Jana Evans Braziel is associate professor of English and affiliate faculty in African American Studies and Women’s Studies at the University of Cincinnati. She is author of three forthcoming books: Diaspora: An Introduction (2008); Artists, Performers, and Black Masculinity in the Haitian Diaspora (2008); and Caribbean Genesis: Jamaica Kincaid and the Writing of New Worlds (2008). She has recently co-edited (with Joseph Young) two collections: Erasing Public Memory: Race, Aesthetics, and Cultural Amnesia in the Americas (2007); and Race and the Foundations of Knowledges: Cultural Amnesia in the Academy (2006).

José F. Buscaglia-Salgado is associate professor of Spanish and comparative literature and director of the Program in Caribbean Studies at SUNY Buffalo. He is the author of Undoing Empire: Race and Nation in the Mulatto Caribbean (2003).

Blue Curry was born in Nassau, Bahamas; completed studies at Skidmore College, New York, and University of Westminster, London; and is currently studying for an MFA in Art Practice at Goldsmiths, London.

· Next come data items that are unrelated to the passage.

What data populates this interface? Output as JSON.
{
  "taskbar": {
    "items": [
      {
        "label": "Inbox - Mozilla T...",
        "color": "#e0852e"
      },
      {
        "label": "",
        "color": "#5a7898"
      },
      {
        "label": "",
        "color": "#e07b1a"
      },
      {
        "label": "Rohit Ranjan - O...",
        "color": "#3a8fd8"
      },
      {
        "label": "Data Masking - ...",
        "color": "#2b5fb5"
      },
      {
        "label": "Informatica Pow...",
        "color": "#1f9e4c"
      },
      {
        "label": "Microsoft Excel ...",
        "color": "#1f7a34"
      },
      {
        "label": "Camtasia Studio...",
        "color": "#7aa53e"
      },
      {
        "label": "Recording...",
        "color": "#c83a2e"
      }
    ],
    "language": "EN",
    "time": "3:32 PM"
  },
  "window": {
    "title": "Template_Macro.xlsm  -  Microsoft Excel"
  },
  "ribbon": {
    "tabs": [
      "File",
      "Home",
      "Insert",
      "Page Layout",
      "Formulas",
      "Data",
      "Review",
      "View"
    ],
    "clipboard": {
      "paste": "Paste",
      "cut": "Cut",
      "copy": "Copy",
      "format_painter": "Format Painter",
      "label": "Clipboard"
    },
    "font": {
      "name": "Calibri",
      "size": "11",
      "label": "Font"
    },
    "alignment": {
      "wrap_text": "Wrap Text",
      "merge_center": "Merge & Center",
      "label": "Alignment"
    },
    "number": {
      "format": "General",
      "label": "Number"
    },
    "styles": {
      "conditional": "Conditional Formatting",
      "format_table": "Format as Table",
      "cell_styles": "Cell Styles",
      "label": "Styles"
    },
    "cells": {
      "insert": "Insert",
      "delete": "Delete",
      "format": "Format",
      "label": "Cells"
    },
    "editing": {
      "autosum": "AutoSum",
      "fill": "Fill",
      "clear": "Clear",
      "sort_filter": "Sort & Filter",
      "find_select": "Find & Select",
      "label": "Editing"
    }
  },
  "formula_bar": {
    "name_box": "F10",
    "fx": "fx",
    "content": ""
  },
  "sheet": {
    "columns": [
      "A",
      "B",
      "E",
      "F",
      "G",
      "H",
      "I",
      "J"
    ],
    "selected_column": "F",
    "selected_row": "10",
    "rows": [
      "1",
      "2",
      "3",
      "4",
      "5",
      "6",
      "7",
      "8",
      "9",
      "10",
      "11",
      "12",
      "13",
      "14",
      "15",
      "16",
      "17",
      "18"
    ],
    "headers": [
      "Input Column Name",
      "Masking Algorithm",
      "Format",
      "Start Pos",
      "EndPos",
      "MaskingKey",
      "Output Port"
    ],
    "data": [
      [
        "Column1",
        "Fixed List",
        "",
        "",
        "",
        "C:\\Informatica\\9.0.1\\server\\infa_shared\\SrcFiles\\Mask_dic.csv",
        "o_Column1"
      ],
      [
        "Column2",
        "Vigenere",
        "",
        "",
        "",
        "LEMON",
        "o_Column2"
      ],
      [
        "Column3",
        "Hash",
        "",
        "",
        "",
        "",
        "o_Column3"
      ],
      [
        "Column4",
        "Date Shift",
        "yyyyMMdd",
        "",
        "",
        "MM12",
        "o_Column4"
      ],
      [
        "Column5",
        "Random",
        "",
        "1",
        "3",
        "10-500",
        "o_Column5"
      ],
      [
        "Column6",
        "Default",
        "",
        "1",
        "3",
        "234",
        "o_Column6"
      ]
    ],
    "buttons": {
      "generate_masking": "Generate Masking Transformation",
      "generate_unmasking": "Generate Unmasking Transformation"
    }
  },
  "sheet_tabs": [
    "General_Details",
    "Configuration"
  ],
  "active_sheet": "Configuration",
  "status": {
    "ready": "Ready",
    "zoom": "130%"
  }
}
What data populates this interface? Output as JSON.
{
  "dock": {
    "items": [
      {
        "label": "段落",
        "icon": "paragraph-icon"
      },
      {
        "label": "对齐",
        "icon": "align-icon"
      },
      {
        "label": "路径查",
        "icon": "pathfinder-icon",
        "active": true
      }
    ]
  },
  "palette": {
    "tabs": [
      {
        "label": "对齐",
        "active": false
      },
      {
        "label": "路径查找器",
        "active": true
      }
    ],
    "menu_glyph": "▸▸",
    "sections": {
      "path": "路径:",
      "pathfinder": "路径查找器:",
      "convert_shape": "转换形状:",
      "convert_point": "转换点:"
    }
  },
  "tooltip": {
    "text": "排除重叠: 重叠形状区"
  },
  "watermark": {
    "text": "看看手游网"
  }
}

Recent exhibitions include “Into Position: Failure Notice,” at Bauernmarkt 9, Vienna; “Bahamian Art: Pre-Columbian to the Present,” at National Art Gallery of The Bahamas, Nassau; “The Next Level Guerilla Show,” at Photographers’ Gallery, London; and “Funky Nassau,” at Nassauischer Kunstverein, Wiesbaden. Blue currently works and lives in London.

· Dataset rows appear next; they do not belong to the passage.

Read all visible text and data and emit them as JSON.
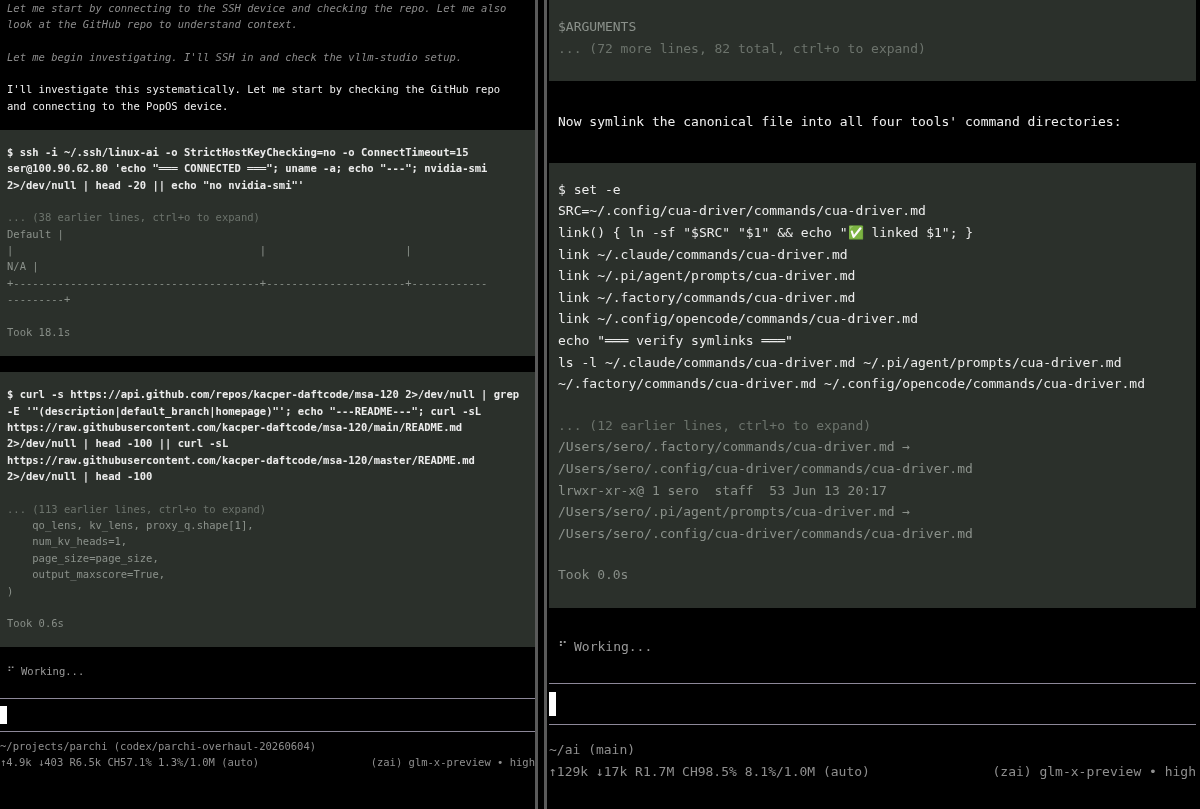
{
  "panes": [
    {
      "blocks": [
        {
          "kind": "thinking",
          "text": "Let me start by connecting to the SSH device and checking the repo. Let me also\nlook at the GitHub repo to understand context."
        },
        {
          "kind": "thinking",
          "text": "Let me begin investigating. I'll SSH in and check the vllm-studio setup."
        },
        {
          "kind": "text",
          "text": "I'll investigate this systematically. Let me start by checking the GitHub repo\nand connecting to the PopOS device."
        },
        {
          "kind": "tool",
          "command": "$ ssh -i ~/.ssh/linux-ai -o StrictHostKeyChecking=no -o ConnectTimeout=15\nser@100.90.62.80 'echo \"═══ CONNECTED ═══\"; uname -a; echo \"---\"; nvidia-smi\n2>/dev/null | head -20 || echo \"no nvidia-smi\"'",
          "output": [
            {
              "kind": "hint",
              "text": "... (38 earlier lines, ctrl+o to expand)"
            },
            {
              "kind": "line",
              "text": "Default |"
            },
            {
              "kind": "line",
              "text": "|                                       |                      |"
            },
            {
              "kind": "line",
              "text": "N/A |"
            },
            {
              "kind": "line",
              "text": "+---------------------------------------+----------------------+------------"
            },
            {
              "kind": "line",
              "text": "---------+"
            }
          ],
          "took": "Took 18.1s"
        },
        {
          "kind": "tool",
          "command": "$ curl -s https://api.github.com/repos/kacper-daftcode/msa-120 2>/dev/null | grep\n-E '\"(description|default_branch|homepage)\"'; echo \"---README---\"; curl -sL\nhttps://raw.githubusercontent.com/kacper-daftcode/msa-120/main/README.md\n2>/dev/null | head -100 || curl -sL\nhttps://raw.githubusercontent.com/kacper-daftcode/msa-120/master/README.md\n2>/dev/null | head -100",
          "output": [
            {
              "kind": "hint",
              "text": "... (113 earlier lines, ctrl+o to expand)"
            },
            {
              "kind": "line",
              "text": "    qo_lens, kv_lens, proxy_q.shape[1],"
            },
            {
              "kind": "line",
              "text": "    num_kv_heads=1,"
            },
            {
              "kind": "line",
              "text": "    page_size=page_size,"
            },
            {
              "kind": "line",
              "text": "    output_maxscore=True,"
            },
            {
              "kind": "line",
              "text": ")"
            }
          ],
          "took": "Took 0.6s"
        }
      ],
      "spinner": "⠋",
      "status": "Working...",
      "cwd": "~/projects/parchi (codex/parchi-overhaul-20260604)",
      "stats": "↑4.9k ↓403 R6.5k CH57.1% 1.3%/1.0M (auto)",
      "model": "(zai) glm-x-preview • high"
    },
    {
      "blocks": [
        {
          "kind": "tool",
          "output": [
            {
              "kind": "line",
              "text": "$ARGUMENTS"
            },
            {
              "kind": "hint",
              "text": "... (72 more lines, 82 total, ctrl+o to expand)"
            }
          ]
        },
        {
          "kind": "text",
          "text": "Now symlink the canonical file into all four tools' command directories:"
        },
        {
          "kind": "tool",
          "command": "$ set -e\nSRC=~/.config/cua-driver/commands/cua-driver.md\nlink() { ln -sf \"$SRC\" \"$1\" && echo \"✅ linked $1\"; }\nlink ~/.claude/commands/cua-driver.md\nlink ~/.pi/agent/prompts/cua-driver.md\nlink ~/.factory/commands/cua-driver.md\nlink ~/.config/opencode/commands/cua-driver.md\necho \"═══ verify symlinks ═══\"\nls -l ~/.claude/commands/cua-driver.md ~/.pi/agent/prompts/cua-driver.md\n~/.factory/commands/cua-driver.md ~/.config/opencode/commands/cua-driver.md",
          "output": [
            {
              "kind": "hint",
              "text": "... (12 earlier lines, ctrl+o to expand)"
            },
            {
              "kind": "line",
              "text": "/Users/sero/.factory/commands/cua-driver.md →"
            },
            {
              "kind": "line",
              "text": "/Users/sero/.config/cua-driver/commands/cua-driver.md"
            },
            {
              "kind": "line",
              "text": "lrwxr-xr-x@ 1 sero  staff  53 Jun 13 20:17"
            },
            {
              "kind": "line",
              "text": "/Users/sero/.pi/agent/prompts/cua-driver.md →"
            },
            {
              "kind": "line",
              "text": "/Users/sero/.config/cua-driver/commands/cua-driver.md"
            }
          ],
          "took": "Took 0.0s"
        }
      ],
      "spinner": "⠋",
      "status": "Working...",
      "cwd": "~/ai (main)",
      "stats": "↑129k ↓17k R1.7M CH98.5% 8.1%/1.0M (auto)",
      "model": "(zai) glm-x-preview • high"
    }
  ]
}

Marlene L. Daut is currently an Erskine A. Peters-Reid Fellow in the Department of Africana Studies and a doctoral candidate in the Department of English at the University of Notre Dame. In the fall of 2008, she will join the faculty of the Department of English at the University of Miami as assistant professor of English.

Annalee Davis lives and works in Barbados producing videos, installations, drawings, and paintings. Her work explores notions of home and belonging, and issues of migration and [End Page 191] land use, all while exploring the ambivalent nature of post-independence Caribbean states. She recently completed a video project entitled On the Map. This thirty-two-minute documentary looks at current intra-regional migration and gives un/documented Caribbeans an opportunity to speak about their migrant experience. “Identities Withheld by Choice” was born out of the On the Map project. Visit www.creole-chant.blogspot.com for more information.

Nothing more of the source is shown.